Mich hat es noch besser erwischt, mit 56 in der Ortschaft gemessen, 5 abgezogen, also einen Stundenkilometer zu schnell - hat mich 90 Euro gekostet. Wenn ich nicht gezahlt hätte, wäre es noch teurer geworden. Ich bremse ungerne, lasse leiber ausrollen, bis ich die Geschwindigkeit habe. Ich gehe also vor den Schildern vom Gas, wenn ich es mitbekomme. Frankreich ist für mich nur zum Durchqueren da, die Strecke rein mit Autobahn zu fahren ist mir zu teuer. Ist eh ein teueres Land, anderes als hier, ohne da was böses zu wollen, aber für 1 Stundenkilometer zu schnell 90 Euro - Mann-O-Mann.

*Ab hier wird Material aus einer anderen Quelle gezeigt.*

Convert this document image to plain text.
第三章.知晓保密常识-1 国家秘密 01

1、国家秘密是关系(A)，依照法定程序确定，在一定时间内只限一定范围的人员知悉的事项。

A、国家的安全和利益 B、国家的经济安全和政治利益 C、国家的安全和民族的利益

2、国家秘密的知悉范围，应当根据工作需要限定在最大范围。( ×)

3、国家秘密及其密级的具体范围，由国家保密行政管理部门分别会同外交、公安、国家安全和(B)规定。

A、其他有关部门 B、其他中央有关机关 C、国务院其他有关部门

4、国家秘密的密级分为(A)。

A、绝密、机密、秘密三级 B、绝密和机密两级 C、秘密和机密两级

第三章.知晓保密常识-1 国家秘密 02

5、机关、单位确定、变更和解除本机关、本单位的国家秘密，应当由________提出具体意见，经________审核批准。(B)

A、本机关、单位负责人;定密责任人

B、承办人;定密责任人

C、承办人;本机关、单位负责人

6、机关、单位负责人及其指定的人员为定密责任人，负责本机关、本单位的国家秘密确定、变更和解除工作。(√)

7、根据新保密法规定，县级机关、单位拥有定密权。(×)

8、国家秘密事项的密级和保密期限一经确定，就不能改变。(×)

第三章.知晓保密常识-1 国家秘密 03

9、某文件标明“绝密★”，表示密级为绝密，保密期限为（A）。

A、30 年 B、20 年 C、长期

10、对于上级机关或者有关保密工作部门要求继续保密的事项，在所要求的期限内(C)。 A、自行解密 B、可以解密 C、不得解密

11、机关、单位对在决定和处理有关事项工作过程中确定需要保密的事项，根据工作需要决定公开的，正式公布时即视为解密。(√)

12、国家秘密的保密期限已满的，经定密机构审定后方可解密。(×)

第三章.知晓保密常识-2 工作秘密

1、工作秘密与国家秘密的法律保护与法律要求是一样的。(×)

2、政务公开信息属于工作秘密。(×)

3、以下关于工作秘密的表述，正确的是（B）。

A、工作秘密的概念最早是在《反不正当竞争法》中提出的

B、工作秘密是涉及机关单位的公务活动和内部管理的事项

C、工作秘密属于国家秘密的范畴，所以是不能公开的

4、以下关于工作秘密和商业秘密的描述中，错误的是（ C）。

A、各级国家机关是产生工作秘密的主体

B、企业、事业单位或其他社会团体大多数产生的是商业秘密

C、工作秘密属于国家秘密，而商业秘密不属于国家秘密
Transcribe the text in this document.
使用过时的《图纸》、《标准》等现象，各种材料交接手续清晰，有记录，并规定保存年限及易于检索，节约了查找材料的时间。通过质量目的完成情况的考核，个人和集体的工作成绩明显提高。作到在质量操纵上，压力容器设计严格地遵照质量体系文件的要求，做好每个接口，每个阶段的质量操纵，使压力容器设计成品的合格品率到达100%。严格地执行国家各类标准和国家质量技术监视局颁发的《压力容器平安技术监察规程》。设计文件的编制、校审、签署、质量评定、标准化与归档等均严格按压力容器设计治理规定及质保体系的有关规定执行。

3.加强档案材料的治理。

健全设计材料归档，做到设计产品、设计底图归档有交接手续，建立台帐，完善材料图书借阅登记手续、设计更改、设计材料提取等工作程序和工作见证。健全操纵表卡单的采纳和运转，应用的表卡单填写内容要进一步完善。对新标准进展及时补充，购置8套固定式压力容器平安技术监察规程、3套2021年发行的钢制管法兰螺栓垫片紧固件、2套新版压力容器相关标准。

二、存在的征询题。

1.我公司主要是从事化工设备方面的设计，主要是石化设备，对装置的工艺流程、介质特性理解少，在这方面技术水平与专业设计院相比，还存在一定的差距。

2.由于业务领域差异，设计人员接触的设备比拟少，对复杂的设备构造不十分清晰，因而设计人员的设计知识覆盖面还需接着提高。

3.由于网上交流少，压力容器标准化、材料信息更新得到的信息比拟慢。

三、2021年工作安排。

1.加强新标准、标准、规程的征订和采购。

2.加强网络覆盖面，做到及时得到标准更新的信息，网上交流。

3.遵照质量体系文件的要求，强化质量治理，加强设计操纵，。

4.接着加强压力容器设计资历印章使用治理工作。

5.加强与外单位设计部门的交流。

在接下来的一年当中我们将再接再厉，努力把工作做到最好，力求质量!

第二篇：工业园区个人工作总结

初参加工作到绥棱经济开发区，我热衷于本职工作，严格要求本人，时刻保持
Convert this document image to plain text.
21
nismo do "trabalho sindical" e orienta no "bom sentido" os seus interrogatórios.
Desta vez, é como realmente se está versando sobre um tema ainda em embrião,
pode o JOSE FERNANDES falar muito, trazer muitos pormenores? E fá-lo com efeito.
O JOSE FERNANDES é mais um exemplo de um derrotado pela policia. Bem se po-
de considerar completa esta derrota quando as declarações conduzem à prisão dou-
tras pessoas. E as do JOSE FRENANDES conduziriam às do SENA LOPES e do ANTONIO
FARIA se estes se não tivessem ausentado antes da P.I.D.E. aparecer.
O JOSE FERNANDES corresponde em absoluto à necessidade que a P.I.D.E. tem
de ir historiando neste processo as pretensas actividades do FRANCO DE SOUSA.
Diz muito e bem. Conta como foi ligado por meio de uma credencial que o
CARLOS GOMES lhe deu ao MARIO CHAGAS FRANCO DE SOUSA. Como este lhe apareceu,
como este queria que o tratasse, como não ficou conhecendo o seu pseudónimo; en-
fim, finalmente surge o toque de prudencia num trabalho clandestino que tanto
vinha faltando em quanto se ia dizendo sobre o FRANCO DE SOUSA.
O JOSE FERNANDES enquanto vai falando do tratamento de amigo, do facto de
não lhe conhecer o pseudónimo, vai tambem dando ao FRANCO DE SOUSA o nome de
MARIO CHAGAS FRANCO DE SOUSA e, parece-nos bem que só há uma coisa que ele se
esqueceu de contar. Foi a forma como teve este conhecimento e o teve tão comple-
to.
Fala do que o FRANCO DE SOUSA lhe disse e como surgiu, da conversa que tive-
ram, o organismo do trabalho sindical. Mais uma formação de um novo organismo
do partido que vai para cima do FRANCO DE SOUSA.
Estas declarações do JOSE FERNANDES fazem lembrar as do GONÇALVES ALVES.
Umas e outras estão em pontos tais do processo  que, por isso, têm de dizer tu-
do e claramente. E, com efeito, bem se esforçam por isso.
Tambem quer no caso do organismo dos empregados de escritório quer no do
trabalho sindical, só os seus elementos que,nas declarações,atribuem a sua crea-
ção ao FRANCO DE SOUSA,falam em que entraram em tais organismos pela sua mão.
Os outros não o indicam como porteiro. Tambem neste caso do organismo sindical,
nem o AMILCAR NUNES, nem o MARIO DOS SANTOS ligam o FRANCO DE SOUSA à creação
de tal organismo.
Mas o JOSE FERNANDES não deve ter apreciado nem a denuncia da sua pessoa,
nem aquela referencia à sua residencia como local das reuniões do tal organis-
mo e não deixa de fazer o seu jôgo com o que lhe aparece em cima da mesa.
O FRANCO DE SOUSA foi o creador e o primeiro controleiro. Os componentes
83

#11 - 10.01.2019, 19:03 von three-horses

Es geht ums Geld, das Leben ist egal.

Zitat von brux
Ich glaube in Deutschland verstehen nur wenige die Vulgarität vieler Gelbwesten. Als Deutscher in Frankreich wundert mich die ritualisierte Gewalt auch nach Jahren immer noch. Da gibt es eine merkwürdige Verbindung eines lateinischen Machismo und eines Mangels an ethischen Werten. Schliesslich gibt es ja in Frankreich so gut wie keine Protestanten mit ihren moralischen Skrupeln. Man hat schnell eine Meinung und denkt dann einfach nicht mehr nach. Dass die Kameras durchaus Unfälle vermeiden helfen, kommt vielen schlichtweg nicht in den Sinn. Wenn die Gendarmen aber direkt eingreifen, sind die allermeisten Franzosen sehr kleinlaut. Die Justiz arbeitet die Gewalt der letzten Wochen jetzt recht schnell auf und die Prozessberichte zeigen, dass die angeklagten Gelbwesten durchweg arme Würstchen sind, die um Gnade betteln. Man habe sich da hinreissen lassen, ist oft zu hören, und sei doch ansonsten ein braver Bürger.
Ich kenne die b-Anlagen auch in F. wie in D, an Stellen wo man was verdienen kann. Kann mich auch vor etwa 2 Jahren an die "Handy"
Radar Anlagen erinnern. Zu Probe damals. Sind aber verschwunden.
Dann kamen wieder die unterwegs Blitzer. Sieht man aber auch eher selten. Es kommt nicht gut an. Das bekommt die Polizei vor Ort gesagt. Die Strafen für ein paar Km sind zu hoch. Nun sind in den Wohngebieten überall Schikanen aufgebaut. Und alle sind zufrieden.
Die Kreuze am Straßenrand der Landstraßen sind das traurige Schicksal...der Weg zur Arbeit und nach Hause. Egal ob langsam oder etwas zu schnell. Es war nie Absicht, nur Pech.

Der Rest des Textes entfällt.